The mornings I watched my corduroy blazer-wearing father go to work, and studied how he carried his briefcase out to the car, he seemed like such an important man you could wait in line all the reincarnations of your life to get a signature and it would still be worth coming back for.

In reality, he considered himself to be more of a Viking protecting his family from invading raiders, and when he went off to work, stoic as usual, and sporting a meditative gaze without so much as a goodbye, he thought this day could be my final ticket to Valhalla, but I’ll make sure my family will be taken care of a while longer before they’re lucky enough to meet me there.

That’s totally different than the way I think about myself going to work, though I admit with my backpack on during the walk there each morning, there is this sense I’m entering a wilderness I’ll need to be cautious with if I’m to make it home by the afternoon with the harvested food I’ll need to ration for the coming winter, knowing care, while still around, is so hard to come by you can’t count on it to be there when you need it to be, and must learn to live like a miniature of yourself if you want to stay manageable on earth.

I think if my father were alive today, he’d look at the way I choose to live and laugh and tell me I never had it so good.
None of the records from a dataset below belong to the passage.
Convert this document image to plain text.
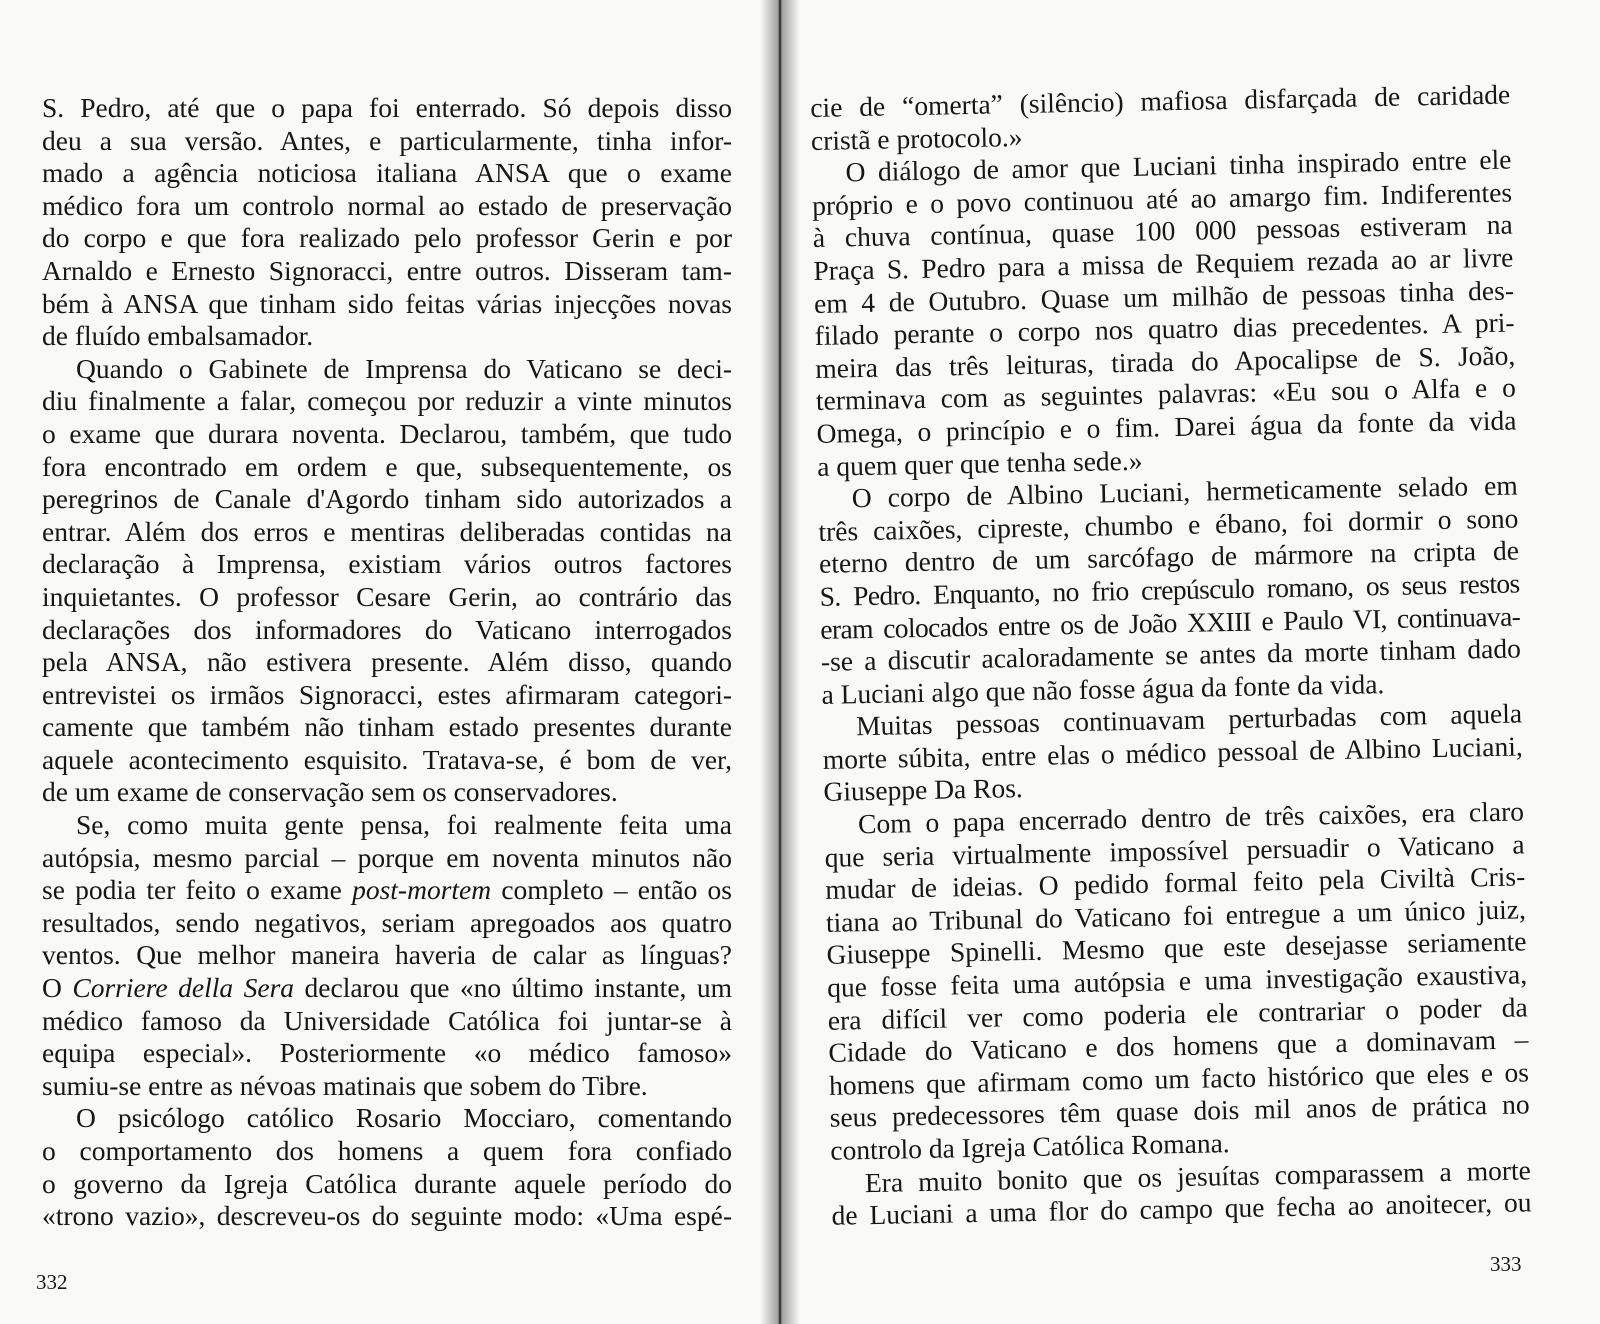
S. Pedro, até que o papa foi enterrado. Só depois disso
deu a sua versão. Antes, e particularmente, tinha infor-
mado a agência noticiosa italiana ANSA que o exame
médico fora um controlo normal ao estado de preservação
do corpo e que fora realizado pelo professor Gerin e por
Arnaldo e Ernesto Signoracci, entre outros. Disseram tam-
bém à ANSA que tinham sido feitas várias injecções novas
de fluído embalsamador.
Quando o Gabinete de Imprensa do Vaticano se deci-
diu finalmente a falar, começou por reduzir a vinte minutos
o exame que durara noventa. Declarou, também, que tudo
fora encontrado em ordem e que, subsequentemente, os
peregrinos de Canale d'Agordo tinham sido autorizados a
entrar. Além dos erros e mentiras deliberadas contidas na
declaração à Imprensa, existiam vários outros factores
inquietantes. O professor Cesare Gerin, ao contrário das
declarações dos informadores do Vaticano interrogados
pela ANSA, não estivera presente. Além disso, quando
entrevistei os irmãos Signoracci, estes afirmaram categori-
camente que também não tinham estado presentes durante
aquele acontecimento esquisito. Tratava-se, é bom de ver,
de um exame de conservação sem os conservadores.
Se, como muita gente pensa, foi realmente feita uma
autópsia, mesmo parcial – porque em noventa minutos não
se podia ter feito o exame post-mortem completo – então os
resultados, sendo negativos, seriam apregoados aos quatro
ventos. Que melhor maneira haveria de calar as línguas?
O Corriere della Sera declarou que «no último instante, um
médico famoso da Universidade Católica foi juntar-se à
equipa especial». Posteriormente «o médico famoso»
sumiu-se entre as névoas matinais que sobem do Tibre.
O psicólogo católico Rosario Mocciaro, comentando
o comportamento dos homens a quem fora confiado
o governo da Igreja Católica durante aquele período do
«trono vazio», descreveu-os do seguinte modo: «Uma espé-
332
cie de “omerta” (silêncio) mafiosa disfarçada de caridade
cristã e protocolo.»
O diálogo de amor que Luciani tinha inspirado entre ele
próprio e o povo continuou até ao amargo fim. Indiferentes
à chuva contínua, quase 100 000 pessoas estiveram na
Praça S. Pedro para a missa de Requiem rezada ao ar livre
em 4 de Outubro. Quase um milhão de pessoas tinha des-
filado perante o corpo nos quatro dias precedentes. A pri-
meira das três leituras, tirada do Apocalipse de S. João,
terminava com as seguintes palavras: «Eu sou o Alfa e o
Omega, o princípio e o fim. Darei água da fonte da vida
a quem quer que tenha sede.»
O corpo de Albino Luciani, hermeticamente selado em
três caixões, cipreste, chumbo e ébano, foi dormir o sono
eterno dentro de um sarcófago de mármore na cripta de
S. Pedro. Enquanto, no frio crepúsculo romano, os seus restos
eram colocados entre os de João XXIII e Paulo VI, continuava-
-se a discutir acaloradamente se antes da morte tinham dado
a Luciani algo que não fosse água da fonte da vida.
Muitas pessoas continuavam perturbadas com aquela
morte súbita, entre elas o médico pessoal de Albino Luciani,
Giuseppe Da Ros.
Com o papa encerrado dentro de três caixões, era claro
que seria virtualmente impossível persuadir o Vaticano a
mudar de ideias. O pedido formal feito pela Civiltà Cris-
tiana ao Tribunal do Vaticano foi entregue a um único juiz,
Giuseppe Spinelli. Mesmo que este desejasse seriamente
que fosse feita uma autópsia e uma investigação exaustiva,
era difícil ver como poderia ele contrariar o poder da
Cidade do Vaticano e dos homens que a dominavam –
homens que afirmam como um facto histórico que eles e os
seus predecessores têm quase dois mil anos de prática no
controlo da Igreja Católica Romana.
Era muito bonito que os jesuítas comparassem a morte
de Luciani a uma flor do campo que fecha ao anoitecer, ou
333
Except he wouldn’t understand my way of providing, which is to pick the food I eat sometimes so wisely, going hungry must become a part of my life, and I’m pretty sure even if he did understand it, he wouldn’t be able to stomach that for reasons that pretty much have everything to do with how he was raised, which favored the nepotistic idea that like indulges like.
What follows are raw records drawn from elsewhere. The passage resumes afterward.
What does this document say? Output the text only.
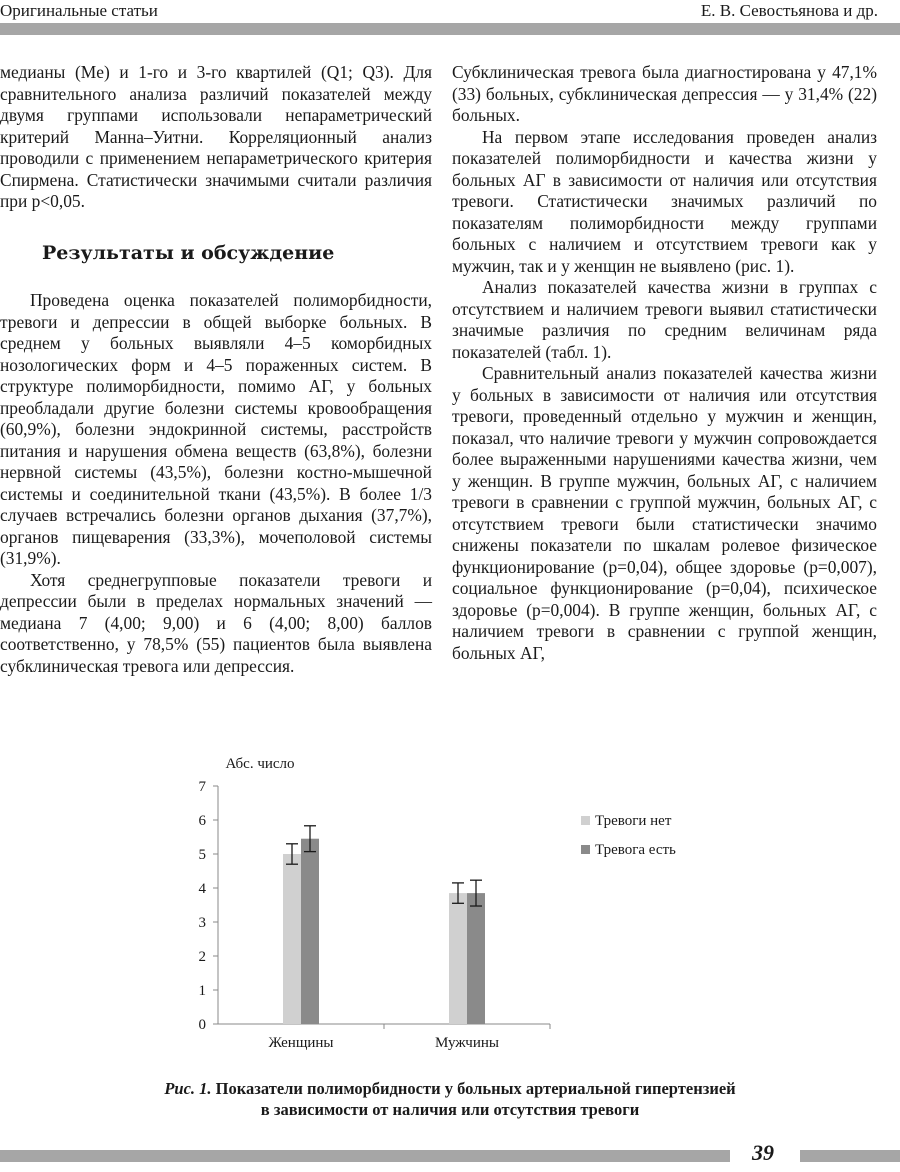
Оригинальные статьи	Е. В. Севостьянова и др.

медианы (Me) и 1-го и 3-го квартилей (Q1; Q3). Для сравнительного анализа различий показателей между двумя группами использовали непараметрический критерий Манна–Уитни. Корреляционный анализ проводили с применением непараметрического критерия Спирмена. Статистически значимыми считали различия при p<0,05.

Результаты и обсуждение

Проведена оценка показателей полиморбидности, тревоги и депрессии в общей выборке больных. В среднем у больных выявляли 4–5 коморбидных нозологических форм и 4–5 пораженных систем. В структуре полиморбидности, помимо АГ, у больных преобладали другие болезни системы кровообращения (60,9%), болезни эндокринной системы, расстройств питания и нарушения обмена веществ (63,8%), болезни нервной системы (43,5%), болезни костно-мышечной системы и соединительной ткани (43,5%). В более 1/3 случаев встречались болезни органов дыхания (37,7%), органов пищеварения (33,3%), мочеполовой системы (31,9%).

Хотя среднегрупповые показатели тревоги и депрессии были в пределах нормальных значений — медиана 7 (4,00; 9,00) и 6 (4,00; 8,00) баллов соответственно, у 78,5% (55) пациентов была выявлена субклиническая тревога или депрессия.

Субклиническая тревога была диагностирована у 47,1% (33) больных, субклиническая депрессия — у 31,4% (22) больных.

На первом этапе исследования проведен анализ показателей полиморбидности и качества жизни у больных АГ в зависимости от наличия или отсутствия тревоги. Статистически значимых различий по показателям полиморбидности между группами больных с наличием и отсутствием тревоги как у мужчин, так и у женщин не выявлено (рис. 1).

Анализ показателей качества жизни в группах с отсутствием и наличием тревоги выявил статистически значимые различия по средним величинам ряда показателей (табл. 1).

Сравнительный анализ показателей качества жизни у больных в зависимости от наличия или отсутствия тревоги, проведенный отдельно у мужчин и женщин, показал, что наличие тревоги у мужчин сопровождается более выраженными нарушениями качества жизни, чем у женщин. В группе мужчин, больных АГ, с наличием тревоги в сравнении с группой мужчин, больных АГ, с отсутствием тревоги были статистически значимо снижены показатели по шкалам ролевое физическое функционирование (p=0,04), общее здоровье (p=0,007), социальное функционирование (p=0,04), психическое здоровье (p=0,004). В группе женщин, больных АГ, с наличием тревоги в сравнении с группой женщин, больных АГ,

Абс. число
0
1
2
3
4
5
6
7
Женщины	Мужчины
Тревоги нет
Тревога есть
Рис. 1. Показатели полиморбидности у больных артериальной гипертензией
в зависимости от наличия или отсутствия тревоги
39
Somewhat hesitantly, and not expecting praise, if he were here now, I’d like to think I’d tell him it’s my job to both literally and figuratively go hungry sometimes, and that I believe this can decrease a lot of suffering through limiting unhealthy interdependence. But I know that in his usual hypocritical and manipulative way he’d just have thought that was only my choice, and that any other hardships I endured as a consequence of that choice I only chose to take on, and must now sort of learn how to be friends with without his help.